Веки его опустились, и теплое оцепенение стало разливаться по рукам и ногам. О’Мара вздохнул, свернулся клубком и начал погружаться в сон…
Рев, который сорвал его с диванчика, был таким пронзительным, властным и требовательным, словно ревели все сирены на свете, и таким мощным, что дверь спальни, казалось, вот-вот слетит с петель. О’Мара инстинктивно метнулся к скафандру, потом, поняв, что происходит, с проклятьем швырнул его на пол и отправился за распылителем.
Младенец снова проголодался!..
По прошествии восемнадцати часов О’Мара успел уяснить, как мало он, в сущности, знал раньше о худларианских младенцах. Ему много раз приходилось беседовать с родителями малыша по транслятору, и в этих беседах часто упоминался малыш, но почему-то они ни разу так и не поговорили о самых важных вещах. Таких, например, как сон.
Судя по теперешним наблюдениям О’Мары, малолетние ФРОБы вообще обходятся без сна. В промежутках между очередными кормежками — к сожалению, невероятно кратких — они слоняются по каюте, смахивая на своем пути все, что не сделано из металла и не привинчено к обшивке, а все металлическое и привинченное они ухитряются искорежить до неузнаваемости и полной непригодности; либо же они забиваются в угол и занимаются тем, что сплетают и расплетают свои щупальца. Возможно, взрослый худларианин при виде своего дорогого младенца, который играет щупальцами, словно ребенок пальчиками, стонал бы от умиления, но у О’Мары это зрелище почему-то вызывало лишь отвращение да желание поскорее отвернуться.
И каждые два часа это чудище нужно было кормить. Хорошо еще когда младенец лежал спокойно; однако гораздо чаще О’Маре приходилось гоняться за ним с распылителем в руках. В таком возрасте ФРОБы обычно слишком слабы, чтобы самостоятельно передвигаться, — но это на Худларе с его чудовищным давлением и гравитацией. Здесь, где гравитация была вчетверо ниже привычной для них, худларианские младенцы двигались вполне резво. И получали от этого удовольствие.
О’Мара удовольствия не получал; ему казалось, что его тело — толстая, рыхлая губка, насквозь пропитанная усталостью. После каждой очередной кормежки он валился на диванчик и тупо погружался в беспамятство. После каждого очередного опрыскивания он тешил себя надеждой, что на сей раз он вымотался так основательно, что, наверно, уже не услышит, когда проклятое чудовище завопит снова. Но всякий раз хриплый пронзительный звук внезапно вырывал его из полудремы и, шатаясь как пьяный, он принимался механически повторять процедуру, которая на короткое время прерывала этот чудовищный сводящий с ума рев.
Проведя подобным образом около тридцати часов, О’Мара понял, что больше ему не выдержать. Заберут ли младенца через два дня или через два месяца — для О’Мары все едино: он свихнется раньше. Если, конечно, еще до этого, в минуту слабости, не выбросится наружу без скафандра. Он знал, что Пеллинг никогда бы не позволил подвергнуть его такого рода истязаниям, но ведь Пеллинг был несведущ во всем, что касалось форм жизни класса ФРОБ. А Какстон, ненамного более сведущий, был человеком простым и простодушным, которому такие грубые шутки доставляли удовольствие, особенно если он считал, что жертва заслуживает того, что получает.
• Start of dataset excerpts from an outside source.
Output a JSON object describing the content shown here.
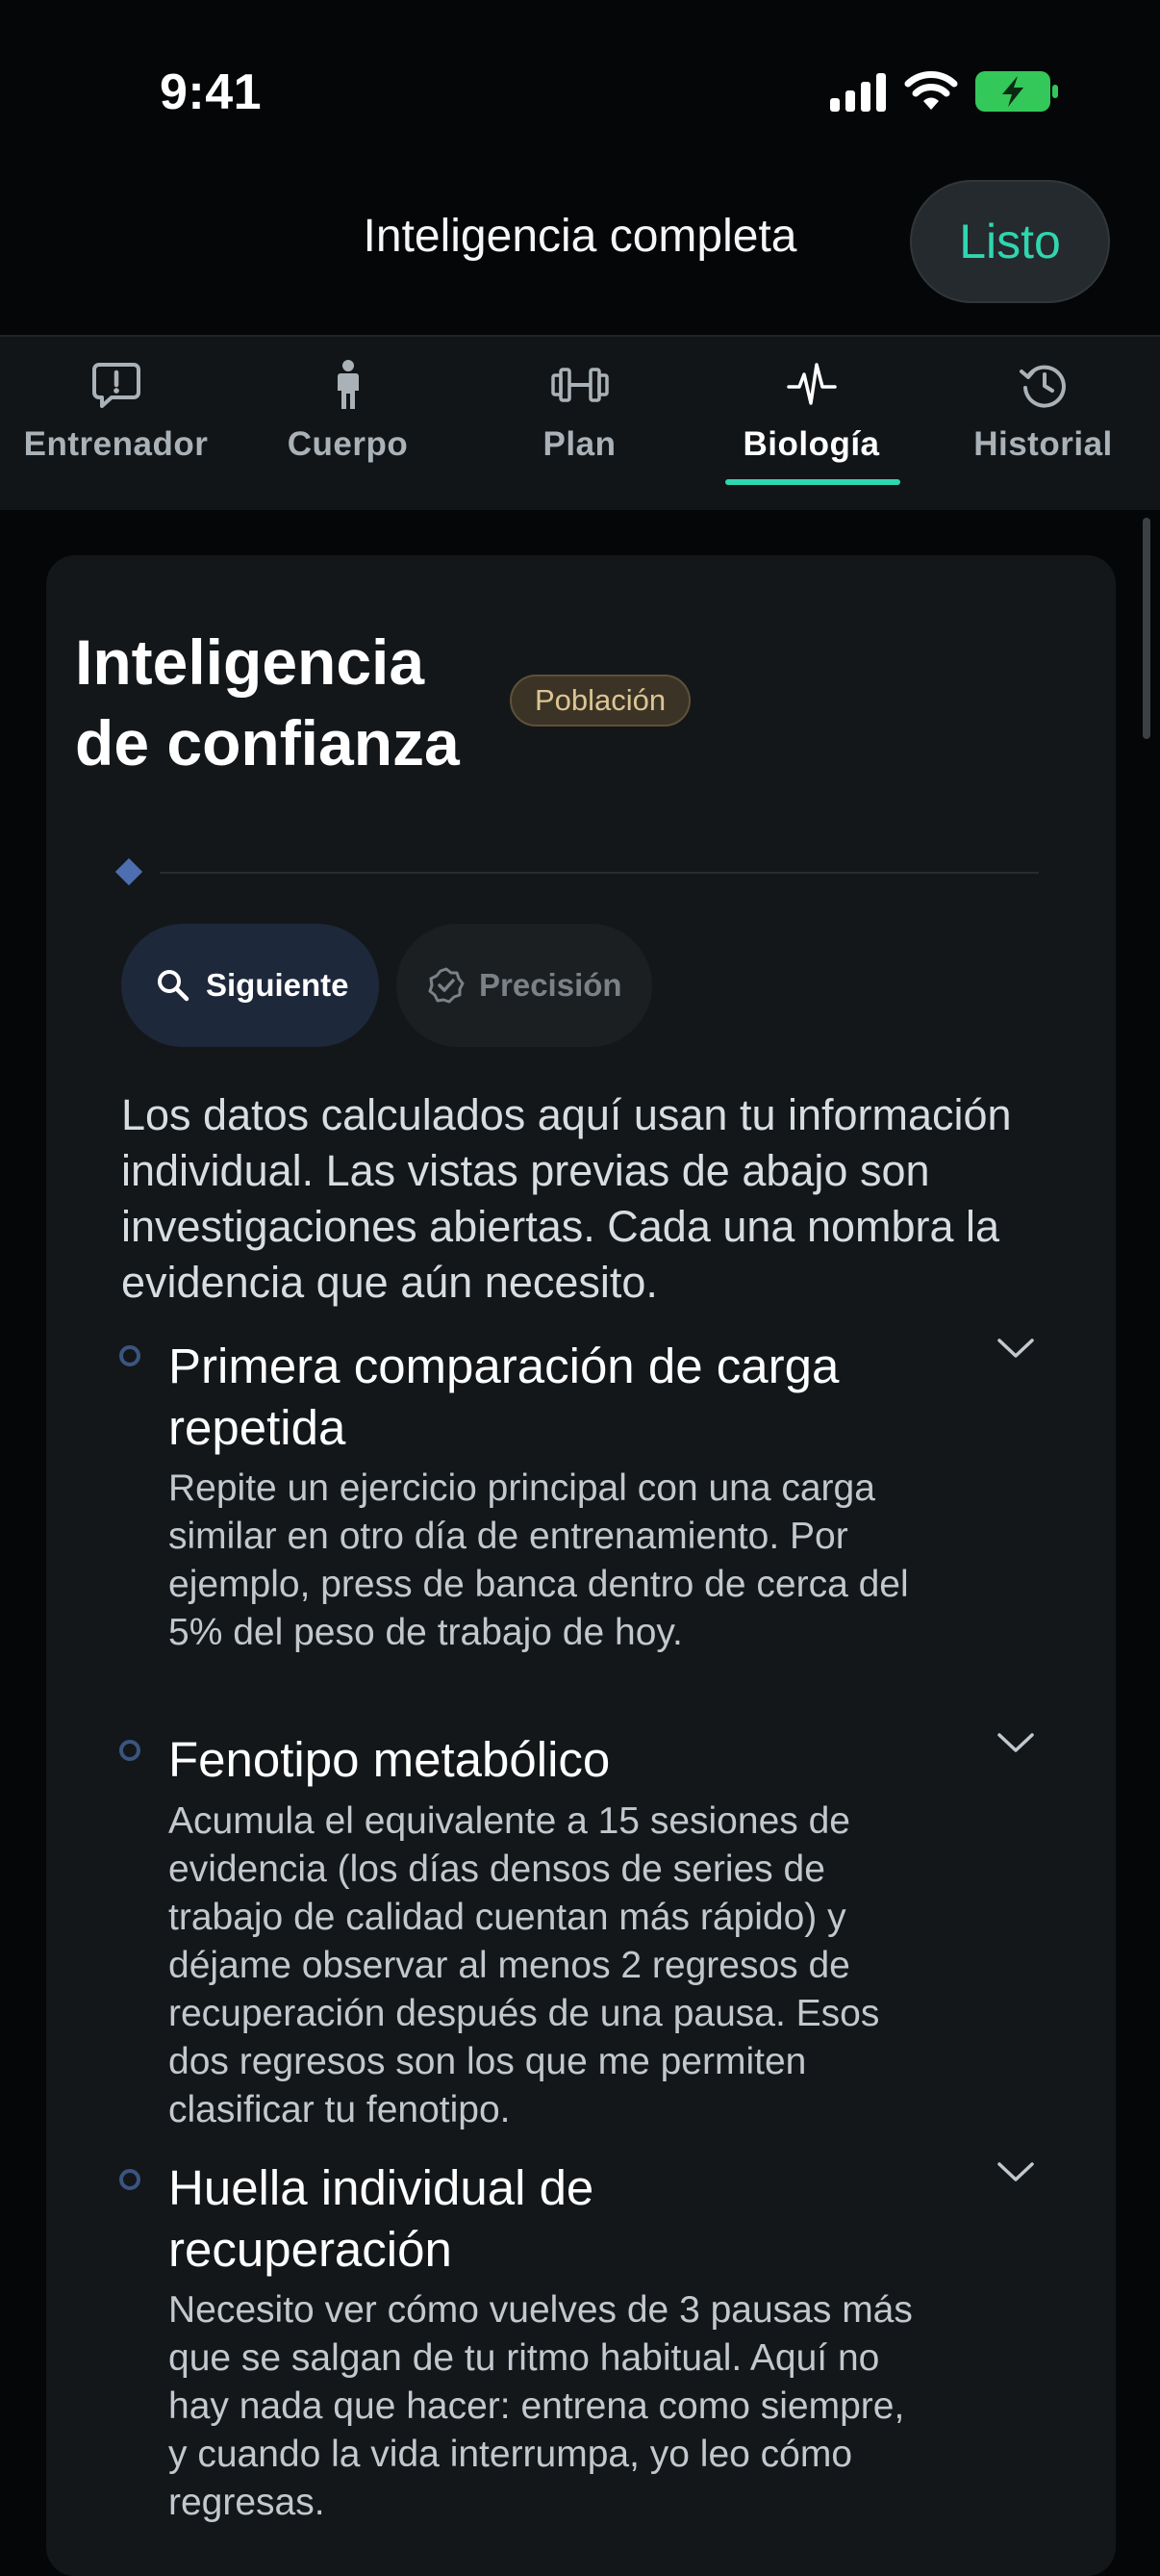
{
  "status_bar": {
    "time": "9:41"
  },
  "header": {
    "title": "Inteligencia completa",
    "done_label": "Listo"
  },
  "tabs": [
    {
      "label": "Entrenador",
      "icon": "chat-alert-icon"
    },
    {
      "label": "Cuerpo",
      "icon": "person-icon"
    },
    {
      "label": "Plan",
      "icon": "dumbbell-icon"
    },
    {
      "label": "Biología",
      "icon": "heartbeat-icon",
      "active": true
    },
    {
      "label": "Historial",
      "icon": "history-icon"
    }
  ],
  "card": {
    "title_line1": "Inteligencia",
    "title_line2": "de confianza",
    "badge": "Población",
    "pills": {
      "next_label": "Siguiente",
      "precision_label": "Precisión"
    },
    "intro": "Los datos calculados aquí usan tu información individual. Las vistas previas de abajo son investigaciones abiertas. Cada una nombra la evidencia que aún necesito.",
    "items": [
      {
        "title": "Primera comparación de carga repetida",
        "body": "Repite un ejercicio principal con una carga similar en otro día de entrenamiento. Por ejemplo, press de banca dentro de cerca del 5% del peso de trabajo de hoy."
      },
      {
        "title": "Fenotipo metabólico",
        "body": "Acumula el equivalente a 15 sesiones de evidencia (los días densos de series de trabajo de calidad cuentan más rápido) y déjame observar al menos 2 regresos de recuperación después de una pausa. Esos dos regresos son los que me permiten clasificar tu fenotipo."
      },
      {
        "title": "Huella individual de recuperación",
        "body": "Necesito ver cómo vuelves de 3 pausas más que se salgan de tu ritmo habitual. Aquí no hay nada que hacer: entrena como siempre, y cuando la vida interrumpa, yo leo cómo regresas."
      }
    ]
  },
  "colors": {
    "accent": "#2fd6b0",
    "background": "#050607",
    "card": "#13171a",
    "badge_text": "#dcc594"
  }
}
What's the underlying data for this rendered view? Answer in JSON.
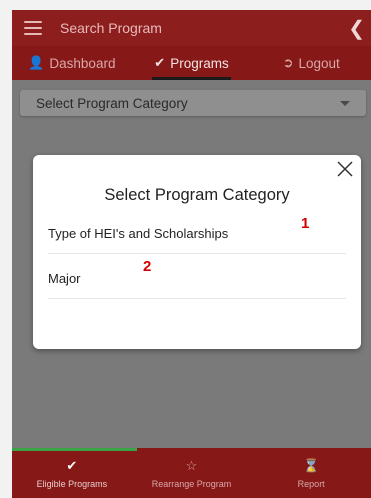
{
  "appbar": {
    "title": "Search Program"
  },
  "tabs": [
    {
      "label": "Dashboard",
      "icon": "person-icon"
    },
    {
      "label": "Programs",
      "icon": "check-icon",
      "active": true
    },
    {
      "label": "Logout",
      "icon": "logout-icon"
    }
  ],
  "select": {
    "placeholder": "Select Program Category"
  },
  "modal": {
    "title": "Select Program Category",
    "options": [
      {
        "label": "Type of HEI's and Scholarships",
        "annotation": "1"
      },
      {
        "label": "Major",
        "annotation": "2"
      }
    ]
  },
  "bottom_nav": [
    {
      "label": "Eligible Programs",
      "icon": "check-icon",
      "active": true
    },
    {
      "label": "Rearrange Program",
      "icon": "star-icon"
    },
    {
      "label": "Report",
      "icon": "report-icon"
    }
  ],
  "colors": {
    "primary": "#8c1e1e",
    "accent_progress": "#3aa346",
    "overlay": "#7a7a7a"
  }
}
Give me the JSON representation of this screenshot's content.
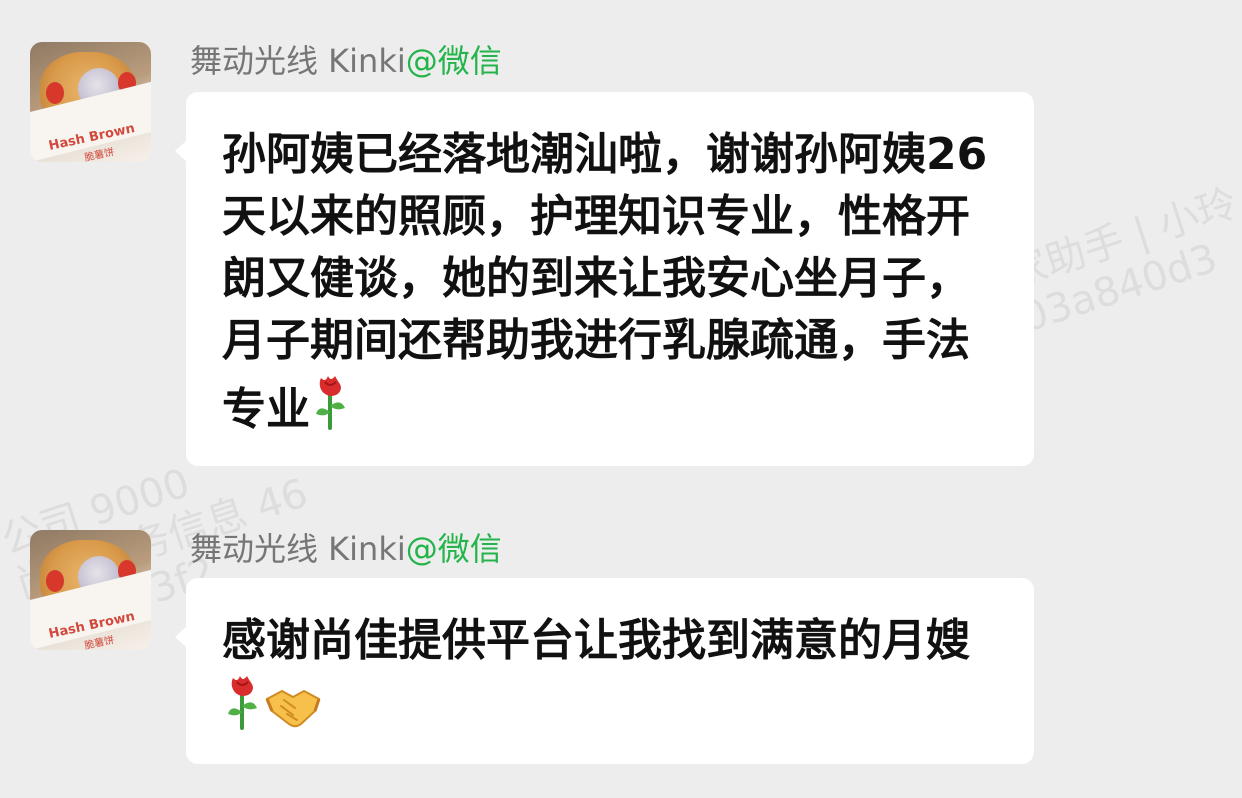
{
  "watermarks": {
    "right": "家助手 | 小玲\n03a840d3",
    "left": "公司 9000\n尚佳服务信息 46\na8b343f2"
  },
  "messages": [
    {
      "sender": "舞动光线 Kinki",
      "app_tag": "@微信",
      "text": "孙阿姨已经落地潮汕啦，谢谢孙阿姨26天以来的照顾，护理知识专业，性格开朗又健谈，她的到来让我安心坐月子，月子期间还帮助我进行乳腺疏通，手法专业",
      "emojis": [
        "rose-emoji"
      ],
      "avatar_label": "Hash Brown",
      "avatar_sublabel": "脆薯饼"
    },
    {
      "sender": "舞动光线 Kinki",
      "app_tag": "@微信",
      "text": "感谢尚佳提供平台让我找到满意的月嫂",
      "emojis": [
        "rose-emoji",
        "handshake-emoji"
      ],
      "avatar_label": "Hash Brown",
      "avatar_sublabel": "脆薯饼"
    }
  ],
  "colors": {
    "background": "#ededed",
    "bubble": "#ffffff",
    "app_tag": "#23b44a",
    "sender": "#767676"
  }
}
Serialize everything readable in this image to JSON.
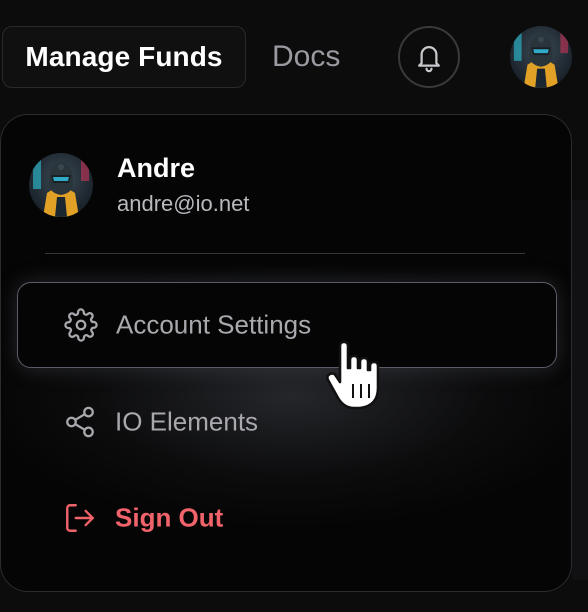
{
  "header": {
    "manage_funds_label": "Manage Funds",
    "docs_label": "Docs",
    "notifications_icon": "bell-icon"
  },
  "profile": {
    "name": "Andre",
    "email": "andre@io.net"
  },
  "menu": {
    "items": [
      {
        "label": "Account Settings",
        "icon": "gear-icon",
        "state": "hovered"
      },
      {
        "label": "IO Elements",
        "icon": "share-icon",
        "state": "default"
      },
      {
        "label": "Sign Out",
        "icon": "sign-out-icon",
        "state": "default"
      }
    ]
  },
  "colors": {
    "background": "#0c0c0d",
    "dropdown_bg": "#050505",
    "primary_text": "#ffffff",
    "muted_text": "#a8a8ad",
    "danger": "#f0636b",
    "border": "#2c2c2f"
  }
}
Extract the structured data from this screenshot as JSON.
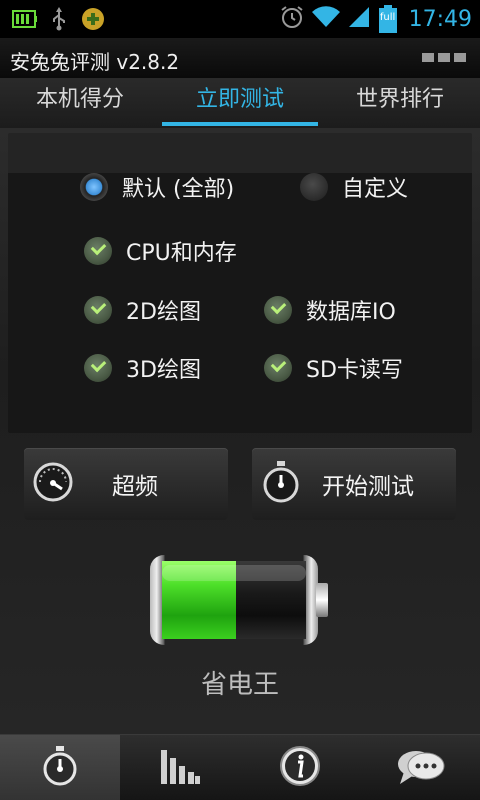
{
  "status_bar": {
    "time": "17:49",
    "battery_label": "full",
    "icons": [
      "battery-full-notification-icon",
      "usb-icon",
      "android-app-icon",
      "alarm-icon",
      "wifi-icon",
      "signal-icon",
      "battery-icon"
    ]
  },
  "app": {
    "title": "安兔兔评测 v2.8.2",
    "menu_icon": "overflow-menu-icon"
  },
  "tabs": [
    {
      "label": "本机得分",
      "active": false
    },
    {
      "label": "立即测试",
      "active": true
    },
    {
      "label": "世界排行",
      "active": false
    }
  ],
  "options": {
    "mode_default": {
      "label": "默认 (全部)",
      "selected": true
    },
    "mode_custom": {
      "label": "自定义",
      "selected": false
    },
    "tests": {
      "cpu_memory": {
        "label": "CPU和内存",
        "checked": true
      },
      "graphics_2d": {
        "label": "2D绘图",
        "checked": true
      },
      "database_io": {
        "label": "数据库IO",
        "checked": true
      },
      "graphics_3d": {
        "label": "3D绘图",
        "checked": true
      },
      "sd_rw": {
        "label": "SD卡读写",
        "checked": true
      }
    }
  },
  "buttons": {
    "overclock": {
      "label": "超频",
      "icon": "speedometer-icon"
    },
    "start_test": {
      "label": "开始测试",
      "icon": "stopwatch-icon"
    }
  },
  "power_saver": {
    "label": "省电王",
    "battery_level": 0.5,
    "fill_color": "#4ee02a"
  },
  "bottom_nav": [
    {
      "icon": "stopwatch-icon",
      "active": true
    },
    {
      "icon": "bar-chart-icon",
      "active": false
    },
    {
      "icon": "info-icon",
      "active": false
    },
    {
      "icon": "chat-bubble-icon",
      "active": false
    }
  ],
  "colors": {
    "accent": "#33b5e5",
    "check_green": "#b9f07a"
  }
}
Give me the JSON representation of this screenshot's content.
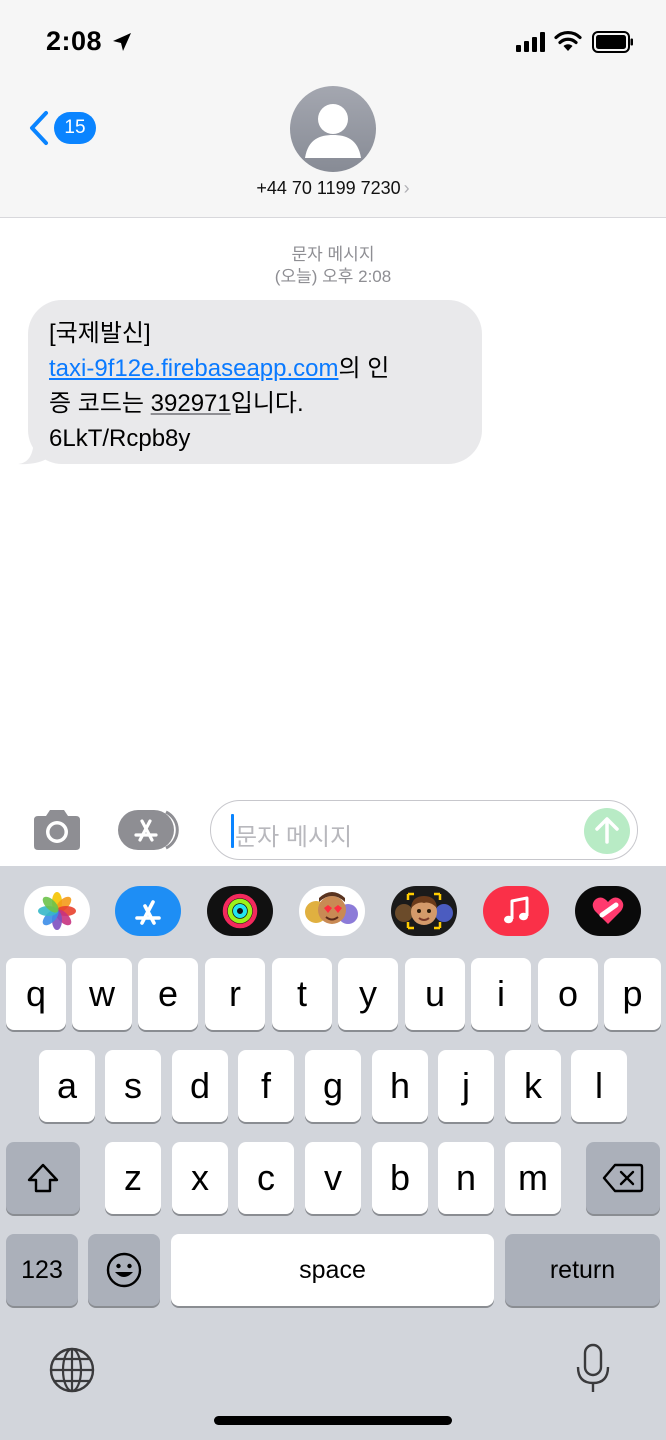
{
  "status_bar": {
    "time": "2:08"
  },
  "nav": {
    "back_count": "15",
    "contact": "+44 70 1199 7230",
    "chevron": "›"
  },
  "thread": {
    "service": "문자 메시지",
    "timestamp": "(오늘) 오후 2:08",
    "message": {
      "line1": "[국제발신]",
      "link": "taxi-9f12e.firebaseapp.com",
      "after_link": "의 인",
      "line3_start": "증 코드는 ",
      "code": "392971",
      "line3_end": "입니다.",
      "line4": "6LkT/Rcpb8y"
    }
  },
  "composer": {
    "placeholder": "문자 메시지"
  },
  "apps": [
    "photos-icon",
    "app-store-icon",
    "activity-icon",
    "memoji-stickers-icon",
    "animoji-icon",
    "music-icon",
    "digital-touch-icon"
  ],
  "keyboard": {
    "row1": [
      "q",
      "w",
      "e",
      "r",
      "t",
      "y",
      "u",
      "i",
      "o",
      "p"
    ],
    "row2": [
      "a",
      "s",
      "d",
      "f",
      "g",
      "h",
      "j",
      "k",
      "l"
    ],
    "row3": [
      "z",
      "x",
      "c",
      "v",
      "b",
      "n",
      "m"
    ],
    "numbers_label": "123",
    "space_label": "space",
    "return_label": "return"
  },
  "colors": {
    "accent": "#0a84ff",
    "link": "#0a7aff",
    "bubble": "#e9e9eb",
    "keyboard_bg": "#d2d5db",
    "send_disabled": "#b8ebc5"
  }
}
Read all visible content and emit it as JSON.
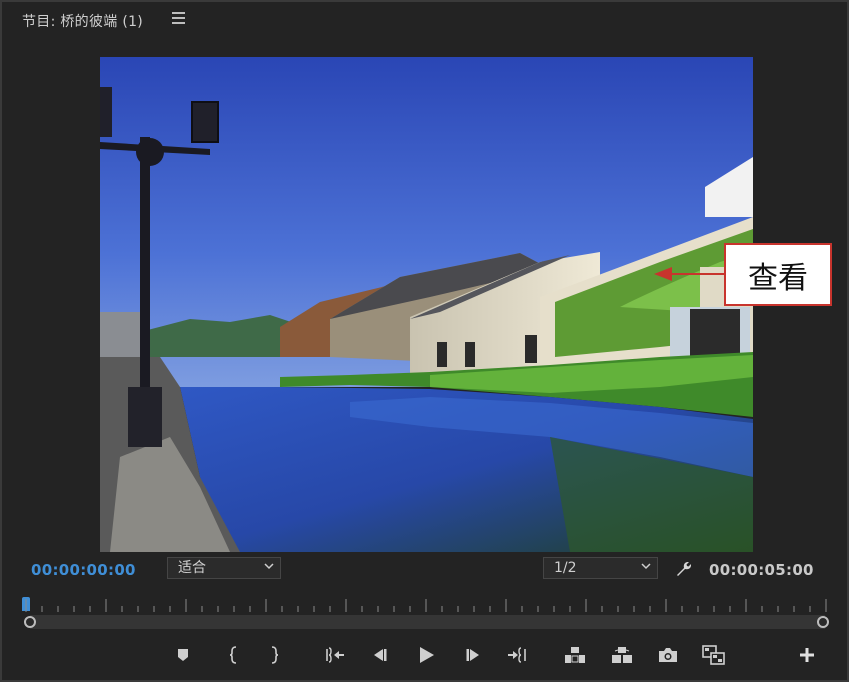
{
  "panel": {
    "title": "节目: 桥的彼端 (1)",
    "menu_icon": "hamburger-menu-icon"
  },
  "annotation": {
    "label": "查看",
    "border_color": "#c8342d"
  },
  "timecode": {
    "current": "00:00:00:00",
    "duration": "00:00:05:00",
    "current_color": "#3f8ed6"
  },
  "zoom_select": {
    "value": "适合"
  },
  "resolution_select": {
    "value": "1/2"
  },
  "transport": {
    "buttons": [
      "add-marker-icon",
      "mark-in-icon",
      "mark-out-icon",
      "go-to-in-icon",
      "step-back-icon",
      "play-icon",
      "step-forward-icon",
      "go-to-out-icon",
      "lift-icon",
      "extract-icon",
      "export-frame-icon",
      "comparison-view-icon",
      "add-button-icon"
    ]
  },
  "colors": {
    "background": "#232323",
    "accent": "#3f8ed6"
  }
}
А вдруг начальник участка хитрее, чем кажется? Что если он отлично знает, на какую пытку обрек человека, поручив ему заботиться о худларианском младенце? Он яростно затряс головой, тщетно пытаясь стряхнуть усталость, которая затуманивала сознание.
Какстону это даром не пройдет.
О’Мара знал, что он здесь самый выносливый и что запас сил у него изрядный. Он упрямо вдалбливал себе, что вся эта усталость и нервные срывы существуют только в его воображении и что пара—другая суток без сна — сущая безделица для его могучего организма даже после той встряски, которую он получил во время аварии. Да и вообще, хуже уж некуда, так что положение вот-вот начнет улучшаться. Он им еще покажет! Какстону не удастся сделать его психом или хотя бы заставить взмолиться о помощи.
До недавнего времени он сетовал, что не нашел работы, которая бы потребовала от него всего того, что он мог дать. Теперь ему понадобится вся его выносливость и сообразительность. Ему поручен младенец, и он будет заботиться о нем независимо от того, пробудет этот младенец здесь два дня или два месяца. Более того, он сделает так, чтобы этого малыша поставили ему в заслугу, когда за ним явятся опекуны…
Проведя пятьдесят семь часов без сна, из них сорок восемь в компании малолетнего ФРОБа, О’Мара не находил ничего странного в этих аналогичных и несколько сентиментальных мечтаниях.